Cela parle aussi d'un des dernières des utopies: l'outil informatique pourrait être un vecteur de transmission extraordinaire.

Au lieu de cela il devient une école pour tireurs d'élites.

Le cinema de Chris Marker parle de cela aussi: il existe une lignée d'exigence qui met l’être humain au dessus de la barbarie.

Et il existe un autre cinema qui celui du divertissement et du colonialisme culturel et du terrorisme intellectuel.

Comment mettre en place un dispositif informatique qui propose de pause constructive?

Le temps nécessaire a notre propre édification se repose sur des fondations communes.

Ces quelques photos de son atelier nous montre “l'ordre“ par lequel Chris Marker trouvait ses cheminements.

Accepter qu'un certain chaos est nécessaire car il est des espaces où la rationalité n'a pas emprise.

Il est existe même des domaine où elle peut être castratrice, nocive, et empêcher a la constitution d'un individu.

Une démarche artistique nous montre qu'il existe une quantité infinie de possibilités d’être.

Quelque soit les démarches il existe un dénominateur commun.

La pause salutaire

Il ne reste plus beaucoup de bancs publics où se reposer, s'assoir, discuter, se repositionner.

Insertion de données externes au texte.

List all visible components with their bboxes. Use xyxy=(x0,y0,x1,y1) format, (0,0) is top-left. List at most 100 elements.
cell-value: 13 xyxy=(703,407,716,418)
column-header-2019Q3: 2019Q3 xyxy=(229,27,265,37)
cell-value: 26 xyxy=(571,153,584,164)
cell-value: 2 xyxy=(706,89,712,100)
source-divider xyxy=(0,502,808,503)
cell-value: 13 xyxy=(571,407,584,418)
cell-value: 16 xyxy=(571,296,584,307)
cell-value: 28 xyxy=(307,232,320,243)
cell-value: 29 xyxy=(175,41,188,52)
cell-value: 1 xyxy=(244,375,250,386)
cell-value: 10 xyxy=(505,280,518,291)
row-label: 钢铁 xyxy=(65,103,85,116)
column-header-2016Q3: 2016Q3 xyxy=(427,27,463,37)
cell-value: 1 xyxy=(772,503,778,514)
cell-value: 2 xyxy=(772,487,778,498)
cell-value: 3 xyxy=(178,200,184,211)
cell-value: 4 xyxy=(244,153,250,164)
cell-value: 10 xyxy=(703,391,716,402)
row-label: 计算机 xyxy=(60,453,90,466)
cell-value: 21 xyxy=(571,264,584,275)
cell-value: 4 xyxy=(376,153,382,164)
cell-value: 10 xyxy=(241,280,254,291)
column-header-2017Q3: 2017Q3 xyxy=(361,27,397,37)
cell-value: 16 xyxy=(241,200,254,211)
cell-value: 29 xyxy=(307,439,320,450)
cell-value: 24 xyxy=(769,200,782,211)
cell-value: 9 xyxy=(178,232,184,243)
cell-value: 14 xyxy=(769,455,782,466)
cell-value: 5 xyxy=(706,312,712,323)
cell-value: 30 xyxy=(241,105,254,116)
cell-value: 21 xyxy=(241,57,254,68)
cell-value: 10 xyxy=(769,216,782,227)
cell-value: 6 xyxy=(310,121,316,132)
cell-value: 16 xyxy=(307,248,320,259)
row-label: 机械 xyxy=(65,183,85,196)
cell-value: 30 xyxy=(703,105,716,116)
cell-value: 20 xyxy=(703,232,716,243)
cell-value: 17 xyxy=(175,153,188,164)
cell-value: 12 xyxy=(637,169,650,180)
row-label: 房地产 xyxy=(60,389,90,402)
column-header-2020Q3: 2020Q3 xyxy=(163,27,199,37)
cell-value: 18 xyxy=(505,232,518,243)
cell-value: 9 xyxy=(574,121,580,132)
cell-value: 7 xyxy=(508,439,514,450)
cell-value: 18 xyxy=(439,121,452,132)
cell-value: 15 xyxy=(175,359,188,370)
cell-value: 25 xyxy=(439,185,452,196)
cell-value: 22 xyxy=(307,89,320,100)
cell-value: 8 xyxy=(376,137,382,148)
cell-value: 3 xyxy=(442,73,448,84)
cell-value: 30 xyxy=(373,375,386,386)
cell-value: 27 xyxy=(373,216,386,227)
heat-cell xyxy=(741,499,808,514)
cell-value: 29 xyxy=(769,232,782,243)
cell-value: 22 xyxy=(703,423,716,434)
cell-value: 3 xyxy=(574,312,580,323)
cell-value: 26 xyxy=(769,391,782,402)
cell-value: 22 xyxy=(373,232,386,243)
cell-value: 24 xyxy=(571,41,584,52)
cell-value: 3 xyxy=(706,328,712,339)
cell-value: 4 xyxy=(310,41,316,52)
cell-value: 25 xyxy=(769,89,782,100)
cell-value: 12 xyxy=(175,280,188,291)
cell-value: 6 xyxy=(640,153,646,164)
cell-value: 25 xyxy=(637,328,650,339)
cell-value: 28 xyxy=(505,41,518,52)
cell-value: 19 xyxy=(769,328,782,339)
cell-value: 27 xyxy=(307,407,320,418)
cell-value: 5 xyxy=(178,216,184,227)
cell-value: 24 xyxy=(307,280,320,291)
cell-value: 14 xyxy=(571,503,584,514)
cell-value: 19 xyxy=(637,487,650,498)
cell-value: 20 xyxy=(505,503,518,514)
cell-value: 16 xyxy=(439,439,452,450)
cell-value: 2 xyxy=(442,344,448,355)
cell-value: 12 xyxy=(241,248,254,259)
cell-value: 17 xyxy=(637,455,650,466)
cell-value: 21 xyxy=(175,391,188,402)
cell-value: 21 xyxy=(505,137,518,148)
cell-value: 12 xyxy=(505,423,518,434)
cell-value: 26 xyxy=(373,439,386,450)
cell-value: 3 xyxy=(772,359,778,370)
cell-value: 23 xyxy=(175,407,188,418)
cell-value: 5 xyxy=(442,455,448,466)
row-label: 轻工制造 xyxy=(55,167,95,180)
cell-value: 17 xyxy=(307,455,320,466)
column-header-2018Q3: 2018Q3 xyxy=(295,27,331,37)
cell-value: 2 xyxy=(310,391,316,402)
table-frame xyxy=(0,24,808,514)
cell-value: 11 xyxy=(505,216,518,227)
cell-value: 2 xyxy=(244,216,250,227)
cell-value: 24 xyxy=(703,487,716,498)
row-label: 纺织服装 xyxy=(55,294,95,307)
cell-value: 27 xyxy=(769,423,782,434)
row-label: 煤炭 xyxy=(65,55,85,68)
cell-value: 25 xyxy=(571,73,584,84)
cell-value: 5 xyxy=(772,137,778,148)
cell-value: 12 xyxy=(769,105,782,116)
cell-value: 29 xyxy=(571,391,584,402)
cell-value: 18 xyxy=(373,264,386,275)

Pourtant c'est par l'échange que l'idée se construit.

C'est par les pauses que l'on peut avancer, se construire et édifier une société riche en complémentarités.

Malgré les tentations de soustraire l'espace public au débat public par la transformations des places en lieux de passages: la mémoire reste.

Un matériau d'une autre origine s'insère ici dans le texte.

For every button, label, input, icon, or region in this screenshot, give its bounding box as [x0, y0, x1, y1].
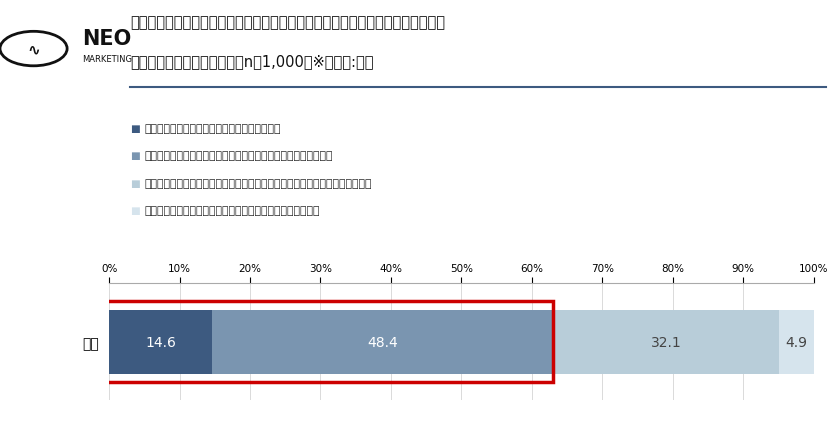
Text: ■: ■: [130, 124, 140, 134]
Bar: [553, 310, 779, 374]
Bar: [212, 310, 553, 374]
Text: 32.1: 32.1: [651, 335, 681, 349]
Text: ∿: ∿: [27, 42, 40, 57]
Text: MARKETING: MARKETING: [82, 55, 133, 64]
Text: 48.4: 48.4: [367, 335, 398, 349]
Text: 「安全度はあまり感じないが安価な食品」を選ぶことが多い: 「安全度はあまり感じないが安価な食品」を選ぶことが多い: [144, 205, 320, 215]
Text: どちらを選ぶことが多いか（n＝1,000）※回答者:全員: どちらを選ぶことが多いか（n＝1,000）※回答者:全員: [130, 54, 373, 69]
Text: ■: ■: [130, 205, 140, 215]
Text: 「安全度が高く高価な食品」と「安全度はあまり感じないが安価な食品」では、: 「安全度が高く高価な食品」と「安全度はあまり感じないが安価な食品」では、: [130, 15, 445, 30]
Text: 「安全度が高く高価な食品」を選ぶことが多い: 「安全度が高く高価な食品」を選ぶことが多い: [144, 124, 281, 134]
Bar: [779, 310, 814, 374]
Text: 14.6: 14.6: [145, 335, 176, 349]
Text: NEO: NEO: [82, 29, 132, 49]
Bar: [109, 310, 212, 374]
Text: ■: ■: [130, 178, 140, 188]
Text: ■: ■: [130, 151, 140, 161]
Text: どちらかと言えば「安全度が高く高価な食品」を選ぶことが多い: どちらかと言えば「安全度が高く高価な食品」を選ぶことが多い: [144, 151, 333, 161]
Text: 4.9: 4.9: [785, 335, 808, 349]
Text: どちらかと言えば「安全度はあまり感じないが安価な食品」を選ぶことが多い: どちらかと言えば「安全度はあまり感じないが安価な食品」を選ぶことが多い: [144, 178, 372, 188]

Les traces du passés subsistent sur les visages, les modalités de déplacements (les évitements, les précipitations, les collisions...).

Les amnésies collectives ont aussi des impacts dans les relations sociales, privées, sexuelles.

Il existe de multiples strates de pollutions qui perturbent nos agencements.

Il existe la pollution industrielle, la pollution sociale, la pollution relationnelle, la pollution économique... toutes ces pollutions sont interconnectée.

C'est par manque d'informations que les problématiques ne trouvent pas de dénouement salutaires.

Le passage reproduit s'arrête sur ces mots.